Gefangen in der eigenen erratischen Politik blieb den Frankfurter Notenbankern dann auch mit der Covid-Pandemie aufziehenden neuen Krise nichts anderes übrig, als die Notenpressen noch schneller laufen zu lassen. Nun ist das Problem der EZB, dass sie die ohnehin abflauende Konjunktur weiter belasten würde, wenn sie das tun würde, was sie eigentlich tun müsste: Leitzinsen erhöhen.
Immer mehr Beobachtern wird es angesichts der fatalen Entwicklung mulmig, denn längst haben andere Notenbanken damit begonnen, Geld von den Geldmärkten zu saugen. So hat die norwegische Zentralbank den Leitzins im März bereits zum dritten Mal auf nunmehr 0,75 Prozent erhöht.
Vor einem Monat hatte die US-Notenbank (FED), allerdings auch viel zu spät, eine erste und nur schwache Zinsanhebung um 0,25 Punkte durchgeführt. Der geldpolitische Schlüsselsatz liegt in den USA nun in einer Spanne von 0,25 bis 0,50 Prozent und nicht mehr zwischen Null und 0,25 Prozent.
Das war die erste Erhöhung des Leitzinses seit Ende 2018. Im Unterschied zur EZB hatte die FED eine Zinsnormalisierung nach der Finanzkrise durchgeführt, die bei der EZB komplett ausgefallen ist, die bis heute im Finanzkrisenmodus fährt.

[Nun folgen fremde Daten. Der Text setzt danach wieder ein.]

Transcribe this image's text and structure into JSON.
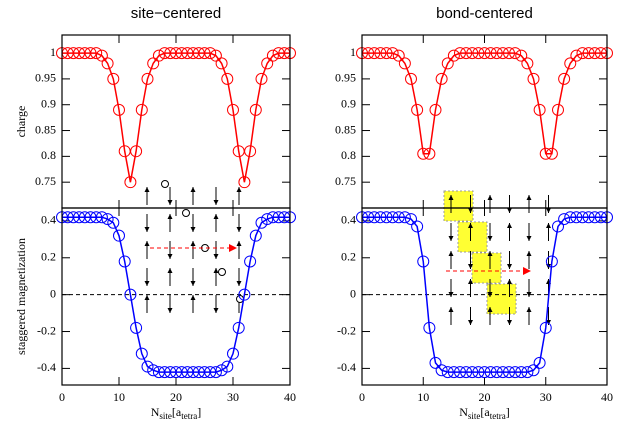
{
  "chart_data": [
    {
      "type": "line",
      "title": "site−centered",
      "y_label": "charge",
      "color": "#ff0000",
      "x": [
        0,
        1,
        2,
        3,
        4,
        5,
        6,
        7,
        8,
        9,
        10,
        11,
        12,
        13,
        14,
        15,
        16,
        17,
        18,
        19,
        20,
        21,
        22,
        23,
        24,
        25,
        26,
        27,
        28,
        29,
        30,
        31,
        32,
        33,
        34,
        35,
        36,
        37,
        38,
        39,
        40
      ],
      "values": [
        1,
        1,
        1,
        1,
        1,
        1,
        1,
        0.995,
        0.98,
        0.95,
        0.89,
        0.81,
        0.75,
        0.81,
        0.89,
        0.95,
        0.98,
        0.995,
        1,
        1,
        1,
        1,
        1,
        1,
        1,
        1,
        1,
        0.995,
        0.98,
        0.95,
        0.89,
        0.81,
        0.75,
        0.81,
        0.89,
        0.95,
        0.98,
        0.995,
        1,
        1,
        1
      ],
      "xlim": [
        0,
        40
      ],
      "ylim": [
        0.7,
        1.035
      ],
      "yticks": [
        0.75,
        0.8,
        0.85,
        0.9,
        0.95,
        1
      ]
    },
    {
      "type": "line",
      "title": "bond-centered",
      "color": "#ff0000",
      "x": [
        0,
        1,
        2,
        3,
        4,
        5,
        6,
        7,
        8,
        9,
        10,
        11,
        12,
        13,
        14,
        15,
        16,
        17,
        18,
        19,
        20,
        21,
        22,
        23,
        24,
        25,
        26,
        27,
        28,
        29,
        30,
        31,
        32,
        33,
        34,
        35,
        36,
        37,
        38,
        39,
        40
      ],
      "values": [
        1,
        1,
        1,
        1,
        1,
        1,
        0.995,
        0.98,
        0.95,
        0.89,
        0.805,
        0.805,
        0.89,
        0.95,
        0.98,
        0.995,
        1,
        1,
        1,
        1,
        1,
        1,
        1,
        1,
        1,
        1,
        0.995,
        0.98,
        0.95,
        0.89,
        0.805,
        0.805,
        0.89,
        0.95,
        0.98,
        0.995,
        1,
        1,
        1,
        1,
        1
      ],
      "xlim": [
        0,
        40
      ],
      "ylim": [
        0.7,
        1.035
      ],
      "yticks": [
        0.75,
        0.8,
        0.85,
        0.9,
        0.95,
        1
      ]
    },
    {
      "type": "line",
      "y_label": "staggered magnetization",
      "color": "#0000ff",
      "x_label": [
        {
          "text": "N",
          "sub": false
        },
        {
          "text": "site",
          "sub": true
        },
        {
          "text": "[a",
          "sub": false
        },
        {
          "text": "tetra",
          "sub": true
        },
        {
          "text": "]",
          "sub": false
        }
      ],
      "x": [
        0,
        1,
        2,
        3,
        4,
        5,
        6,
        7,
        8,
        9,
        10,
        11,
        12,
        13,
        14,
        15,
        16,
        17,
        18,
        19,
        20,
        21,
        22,
        23,
        24,
        25,
        26,
        27,
        28,
        29,
        30,
        31,
        32,
        33,
        34,
        35,
        36,
        37,
        38,
        39,
        40
      ],
      "values": [
        0.42,
        0.42,
        0.42,
        0.42,
        0.42,
        0.42,
        0.42,
        0.42,
        0.41,
        0.39,
        0.32,
        0.18,
        0,
        -0.18,
        -0.32,
        -0.39,
        -0.41,
        -0.42,
        -0.42,
        -0.42,
        -0.42,
        -0.42,
        -0.42,
        -0.42,
        -0.42,
        -0.42,
        -0.42,
        -0.42,
        -0.41,
        -0.39,
        -0.32,
        -0.18,
        0,
        0.18,
        0.32,
        0.39,
        0.41,
        0.42,
        0.42,
        0.42,
        0.42
      ],
      "xlim": [
        0,
        40
      ],
      "xticks": [
        0,
        10,
        20,
        30,
        40
      ],
      "ylim": [
        -0.49,
        0.47
      ],
      "yticks": [
        -0.4,
        -0.2,
        0,
        0.2,
        0.4
      ],
      "reference_line": 0
    },
    {
      "type": "line",
      "color": "#0000ff",
      "x_label": [
        {
          "text": "N",
          "sub": false
        },
        {
          "text": "site",
          "sub": true
        },
        {
          "text": "[a",
          "sub": false
        },
        {
          "text": "tetra",
          "sub": true
        },
        {
          "text": "]",
          "sub": false
        }
      ],
      "x": [
        0,
        1,
        2,
        3,
        4,
        5,
        6,
        7,
        8,
        9,
        10,
        11,
        12,
        13,
        14,
        15,
        16,
        17,
        18,
        19,
        20,
        21,
        22,
        23,
        24,
        25,
        26,
        27,
        28,
        29,
        30,
        31,
        32,
        33,
        34,
        35,
        36,
        37,
        38,
        39,
        40
      ],
      "values": [
        0.42,
        0.42,
        0.42,
        0.42,
        0.42,
        0.42,
        0.42,
        0.42,
        0.41,
        0.37,
        0.18,
        -0.18,
        -0.37,
        -0.41,
        -0.42,
        -0.42,
        -0.42,
        -0.42,
        -0.42,
        -0.42,
        -0.42,
        -0.42,
        -0.42,
        -0.42,
        -0.42,
        -0.42,
        -0.42,
        -0.42,
        -0.41,
        -0.37,
        -0.18,
        0.18,
        0.37,
        0.41,
        0.42,
        0.42,
        0.42,
        0.42,
        0.42,
        0.42,
        0.42
      ],
      "xlim": [
        0,
        40
      ],
      "xticks": [
        0,
        10,
        20,
        30,
        40
      ],
      "ylim": [
        -0.49,
        0.47
      ],
      "yticks": [
        -0.4,
        -0.2,
        0,
        0.2,
        0.4
      ],
      "reference_line": 0
    }
  ]
}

Die FED stimmt die Märke nun auch auf aggressivere gelpolitische Schritte ein, nachdem auch in den USA noch lange weiter auf Zeit gespielt wurde. Doch im veröffentlichten Protokoll zur jüngsten Sitzung des Offenmarktausschusses ist nun zu lesen, dass man sich einig gewesen sei, die Bilanzsumme der Notenbank schnell zu reduzieren, monatlich sollen etwa 95 Milliarden Dollar vom Markt gesaugt werden.

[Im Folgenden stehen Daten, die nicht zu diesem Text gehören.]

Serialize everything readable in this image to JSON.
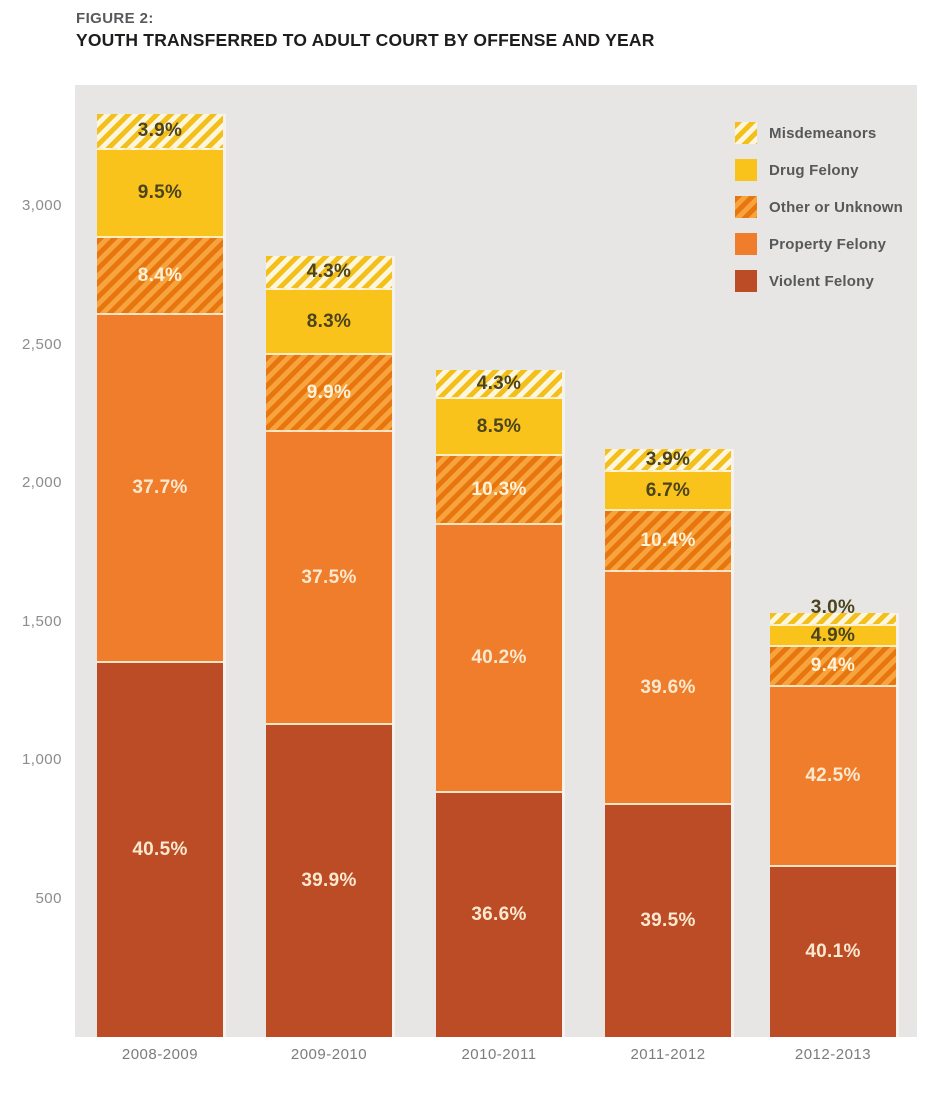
{
  "page": {
    "figure_label": "FIGURE 2:",
    "title": "YOUTH TRANSFERRED TO ADULT COURT BY OFFENSE AND YEAR"
  },
  "chart_data": {
    "type": "bar",
    "stacked": true,
    "title": "YOUTH TRANSFERRED TO ADULT COURT BY OFFENSE AND YEAR",
    "categories": [
      "2008-2009",
      "2009-2010",
      "2010-2011",
      "2011-2012",
      "2012-2013"
    ],
    "series_bottom_to_top": [
      {
        "name": "Violent Felony",
        "pattern": "solid",
        "color": "#bc4c26",
        "label_color": "#fbe9cf",
        "values_pct": [
          40.5,
          39.9,
          36.6,
          39.5,
          40.1
        ]
      },
      {
        "name": "Property Felony",
        "pattern": "solid",
        "color": "#ef7d2b",
        "label_color": "#fbe9cf",
        "values_pct": [
          37.7,
          37.5,
          40.2,
          39.6,
          42.5
        ]
      },
      {
        "name": "Other or Unknown",
        "pattern": "hatch",
        "color": "#f7a33e",
        "stripe_color": "#e8760e",
        "label_color": "#fdf2da",
        "values_pct": [
          8.4,
          9.9,
          10.3,
          10.4,
          9.4
        ]
      },
      {
        "name": "Drug Felony",
        "pattern": "solid",
        "color": "#f9c31b",
        "label_color": "#4c441f",
        "values_pct": [
          9.5,
          8.3,
          8.5,
          6.7,
          4.9
        ]
      },
      {
        "name": "Misdemeanors",
        "pattern": "hatch",
        "color": "#fcf6df",
        "stripe_color": "#f3c01b",
        "label_color": "#4c441f",
        "values_pct": [
          3.9,
          4.3,
          4.3,
          3.9,
          3.0
        ]
      }
    ],
    "estimated_totals_from_axis": [
      3330,
      2820,
      2410,
      2120,
      1530
    ],
    "y_axis": {
      "range": [
        0,
        3400
      ],
      "gridlines": false,
      "ticks": [
        {
          "value": 500,
          "label": "500"
        },
        {
          "value": 1000,
          "label": "1,000"
        },
        {
          "value": 1500,
          "label": "1,500"
        },
        {
          "value": 2000,
          "label": "2,000"
        },
        {
          "value": 2500,
          "label": "2,500"
        },
        {
          "value": 3000,
          "label": "3,000"
        }
      ]
    },
    "legend": {
      "position": "top-right",
      "items_top_to_bottom": [
        "Misdemeanors",
        "Drug Felony",
        "Other or Unknown",
        "Property Felony",
        "Violent Felony"
      ]
    }
  }
}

Viele Ausschussmitglieder gehen davon aus, dass auf künftigen Sitzungen ein oder gar mehrere große Zinsschritte beschlossen werden dürften. Beobachter gehen inzwischen davon aus, dass die FED auf die geldpolitische Bremse treten wird. In den USA ist die Inflation inzwischen auf 8,5 Prozent angeschwollen.
Die Kritik an der EZB-Geldpolitik wird immer stärker. "EZB auf dem Weg zum Kontrollverlust?", fragt zum Beispiel sogar die Tagesschau. Sie zitiert den Experten Friedrich Heinemann, der auf die europäischen Verträge verweist: "Hier findet sich eine klare Antwort, wie die EZB in einer solchen Situation zu entscheiden hat: Die Preisstabilität ist das vorrangige Ziel, diesem sind andere Ziele untergeordnet."

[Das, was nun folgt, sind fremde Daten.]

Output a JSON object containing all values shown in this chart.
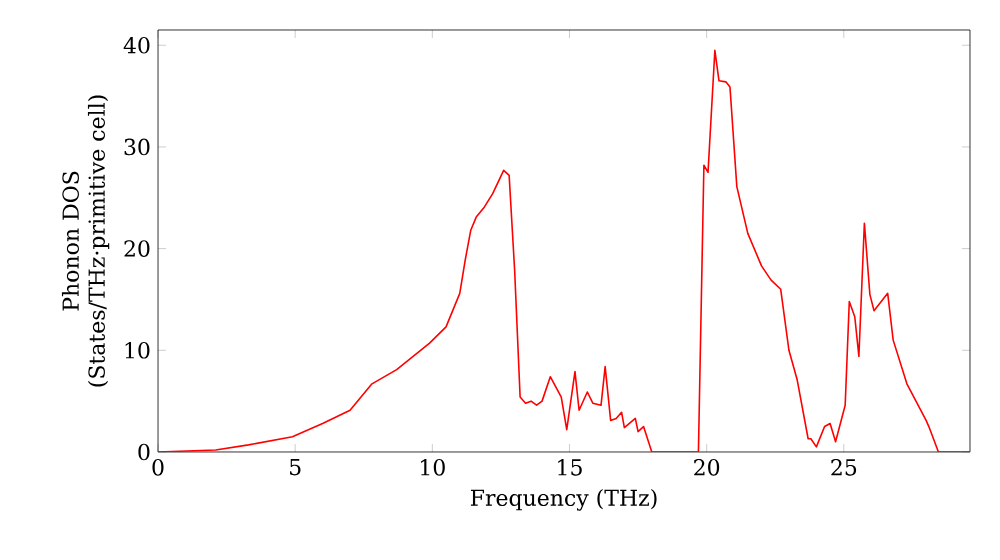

Jeder Monat des Zauderns füge der Reputation dieser wichtigen europäischen Institution Schaden zu, meint er. Offensichtlich ignoriert man in Frankfurt, was in den Verträgen steht.
So wird auch darauf verwiesen, dass natürlich der Euro weiter unter der Geldpolitik leidet. Steigen die Zinsen in den USA, fließt natürlich Kapital in diese Richtung ab, womit der Dollar gestärkt und der Euro geschwächt wird.
So ist es kein Wunder, dass mit der Zinsentscheidung der Euro gegenüber dem US-Dollar weiter nachgegeben hat. Das führt natürlich dazu, da Energie auf dem Weltmarkt in Dollar gehandelt wird, dass sich Öl und Gas für Verbraucher im Euroraum weiter verteuern, auch wenn deren Preis nicht ansteigen.
Damit hat die EZB, anders als sie suggeriert, sehr wohl auch eine Möglichkeit dämpfend auf die Energiepreise und damit über diesen Hebel auch dämpfend auf die Inflation einzuwirken. Die EZB stieg, als Energie noch billig war, in den Währungskrieg ein.